Support Questions

Find answers, ask questions, and share your expertise

Do new data arriving into a cold storage folder on hdfs need to be moved by a mover?

avatar
New Contributor

Hello,

We are using hdfs 2.7.3, and we have set the storage policy of one folder to cold (Archive). We have restarted dediated services on the datanodes (the namenode services weren't asked to be restarted).

I know that we have to launch a mover process to move the existing blocks which violate the storage policy. However, it looks like the new data is not automatically write into the cold storage and still need the mover. 

How does it work? Did I miss anything? Is there a way to make the block placement automatic to the cold storage location?

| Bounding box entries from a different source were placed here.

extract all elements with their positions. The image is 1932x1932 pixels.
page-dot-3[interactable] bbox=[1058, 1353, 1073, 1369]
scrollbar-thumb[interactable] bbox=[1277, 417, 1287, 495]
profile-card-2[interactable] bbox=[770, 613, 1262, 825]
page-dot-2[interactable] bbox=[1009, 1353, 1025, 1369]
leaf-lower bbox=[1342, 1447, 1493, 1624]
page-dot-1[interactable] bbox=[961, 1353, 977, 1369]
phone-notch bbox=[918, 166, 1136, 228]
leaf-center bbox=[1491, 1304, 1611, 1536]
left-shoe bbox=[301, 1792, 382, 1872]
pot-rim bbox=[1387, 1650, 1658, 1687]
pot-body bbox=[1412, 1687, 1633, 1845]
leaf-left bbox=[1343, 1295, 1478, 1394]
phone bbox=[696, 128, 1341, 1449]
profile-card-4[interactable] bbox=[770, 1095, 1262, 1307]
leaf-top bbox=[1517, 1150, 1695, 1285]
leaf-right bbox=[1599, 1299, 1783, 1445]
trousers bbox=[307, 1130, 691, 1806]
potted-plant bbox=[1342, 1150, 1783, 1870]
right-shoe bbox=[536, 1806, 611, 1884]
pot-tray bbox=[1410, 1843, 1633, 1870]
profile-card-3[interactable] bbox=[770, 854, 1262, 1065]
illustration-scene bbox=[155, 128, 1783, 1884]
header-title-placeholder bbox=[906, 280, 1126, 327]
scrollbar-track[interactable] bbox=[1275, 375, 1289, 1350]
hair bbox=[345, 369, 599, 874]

*What I'm sure: the storage policy is applied (checked from getStoragePolicy and fsck command)

Thank you. 

1 REPLY 1

avatar
Super Collaborator

Hi, @Hz 

In HDFS 2.7.3, setting a storage policy on a directory does not immediately place new blocks directly into the target storage (e.g., ARCHIVE). New writes still go to default storage (usually DISK), and the Mover process is required to relocate both existing and newly written blocks to comply with the policy. The storage policy only marks the desired storage type, but actual enforcement happens through the Mover. This is expected behavior and you did not miss any configuration. There’s no way in 2.7.3 to bypass the Mover and force blocks to land directly in cold storage on write. Later Hadoop versions introduced improvements, but for your version, running the Mover is required.